Littleboy sighed and twisted as if he were about to hop down from the barrel stool. A second later, he thrashed out with his right fist to slash his poison needle across the swordswoman’s face. The lizard snarled, and the adventuress reacted with lightning quickness, grasping the extortionist firmly by the wrist and bending his arm backward.

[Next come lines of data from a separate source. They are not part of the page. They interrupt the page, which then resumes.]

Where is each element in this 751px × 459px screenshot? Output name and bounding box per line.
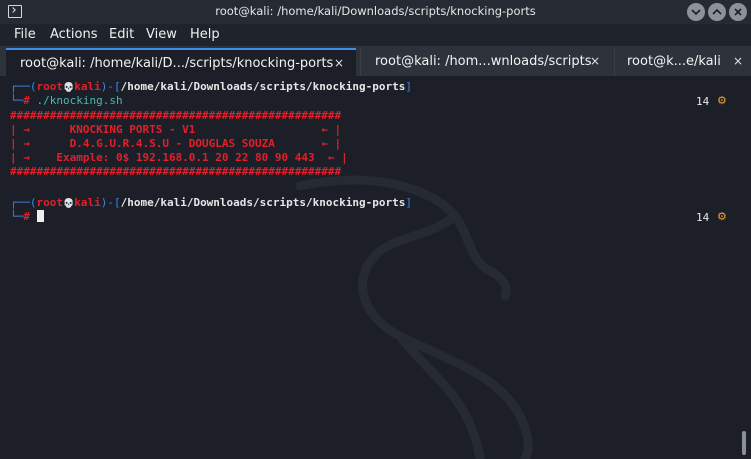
scrollbar-thumb[interactable] xyxy=(742,431,746,455)
banner-border-top: ########################################… xyxy=(10,109,342,122)
terminal-window: root@kali: /home/kali/Downloads/scripts/… xyxy=(0,0,751,459)
skull-icon: 💀 xyxy=(63,83,75,93)
prompt-bracket: ] xyxy=(405,196,412,209)
tab-label: root@kali: /home/kali/D.../scripts/knock… xyxy=(20,56,334,71)
prompt-user: root xyxy=(36,196,64,209)
prompt-separator: )-[ xyxy=(100,80,121,93)
prompt-host: kali xyxy=(74,196,101,209)
maximize-icon xyxy=(712,8,722,15)
command-text: ./knocking.sh xyxy=(29,94,123,107)
banner-title: | → KNOCKING PORTS - V1 ← | xyxy=(10,123,342,136)
prompt-line: ┌──(root💀kali)-[/home/kali/Downloads/scr… xyxy=(10,80,412,95)
menu-help[interactable]: Help xyxy=(190,27,220,42)
prompt-corner-bottom: └─ xyxy=(10,94,24,107)
tab-knocking-ports[interactable]: root@kali: /home/kali/D.../scripts/knock… xyxy=(6,48,356,76)
prompt-host: kali xyxy=(74,80,101,93)
prompt-separator: )-[ xyxy=(100,196,121,209)
window-title: root@kali: /home/kali/Downloads/scripts/… xyxy=(215,4,536,18)
prompt-corner-bottom: └─ xyxy=(10,210,24,223)
prompt-path: /home/kali/Downloads/scripts/knocking-po… xyxy=(120,80,406,93)
prompt-corner: ┌──( xyxy=(10,196,37,209)
prompt-bracket: ] xyxy=(405,80,412,93)
tab-label: root@kali: /hom...wnloads/scripts xyxy=(375,54,592,69)
tab-label: root@k...e/kali xyxy=(627,54,721,69)
tab-close-button[interactable]: × xyxy=(334,56,344,70)
command-line: └─# ./knocking.sh xyxy=(10,94,123,107)
prompt-corner: ┌──( xyxy=(10,80,37,93)
line-counter: 14 xyxy=(696,95,710,108)
tab-close-button[interactable]: × xyxy=(590,54,600,68)
terminal-output[interactable]: ┌──(root💀kali)-[/home/kali/Downloads/scr… xyxy=(0,76,751,459)
menu-actions[interactable]: Actions xyxy=(50,27,98,42)
text-cursor xyxy=(36,210,44,222)
prompt-line: ┌──(root💀kali)-[/home/kali/Downloads/scr… xyxy=(10,196,412,211)
skull-icon: 💀 xyxy=(63,199,75,209)
tab-home-kali[interactable]: root@k...e/kali × xyxy=(614,48,751,76)
prompt-path: /home/kali/Downloads/scripts/knocking-po… xyxy=(120,196,406,209)
prompt-hash: # xyxy=(23,210,30,223)
banner-author: | → D.4.G.U.R.4.S.U - DOUGLAS SOUZA ← | xyxy=(10,137,342,150)
close-icon xyxy=(734,8,742,16)
menu-edit[interactable]: Edit xyxy=(109,27,134,42)
banner-border-bottom: ########################################… xyxy=(10,165,342,178)
minimize-icon xyxy=(691,9,701,16)
menu-file[interactable]: File xyxy=(14,27,36,42)
prompt-user: root xyxy=(36,80,64,93)
command-line-active[interactable]: └─# xyxy=(10,210,44,223)
maximize-button[interactable] xyxy=(708,3,726,21)
menu-bar: File Actions Edit View Help xyxy=(0,24,751,46)
gear-icon: ⚙ xyxy=(717,210,727,223)
tab-scripts[interactable]: root@kali: /hom...wnloads/scripts × xyxy=(360,48,614,76)
prompt-hash: # xyxy=(23,94,30,107)
banner-example: | → Example: 0$ 192.168.0.1 20 22 80 90 … xyxy=(10,151,348,164)
gear-icon: ⚙ xyxy=(717,94,727,107)
close-button[interactable] xyxy=(729,3,747,21)
title-bar[interactable]: root@kali: /home/kali/Downloads/scripts/… xyxy=(0,0,751,24)
menu-view[interactable]: View xyxy=(146,27,177,42)
tab-close-button[interactable]: × xyxy=(733,54,743,68)
line-counter: 14 xyxy=(696,211,710,224)
tab-bar: root@kali: /home/kali/D.../scripts/knock… xyxy=(0,46,751,76)
minimize-button[interactable] xyxy=(687,3,705,21)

“That hurts,” Littleboy gasped. The lizard brought a pewter tankard down on the Night Mask’s head, and blackness claimed him.
“Now what?” Edna asked.
“Call the watch,” the swordswoman said, as if it were simple.
“It’ll only be Littleboy’s word against mine,” Edna complained. “And, like he said, he has powerful friends.”
The adventuress held out the extortionist’s ringed hand. “Carrying poison will get him hard labor and banishment from the city, no matter who his friends are,” she pointed out.
“So it will,” Edna said. She took the tankard back from the lizard and started wiping it clean again, only now she wore a grin. “Fritz,” she called to the pensioned dockworker, “fetch Durgar’s boys round, will ye?” With an uncommon flash of festive generosity, she added, “There’s a free ale in it for ye.”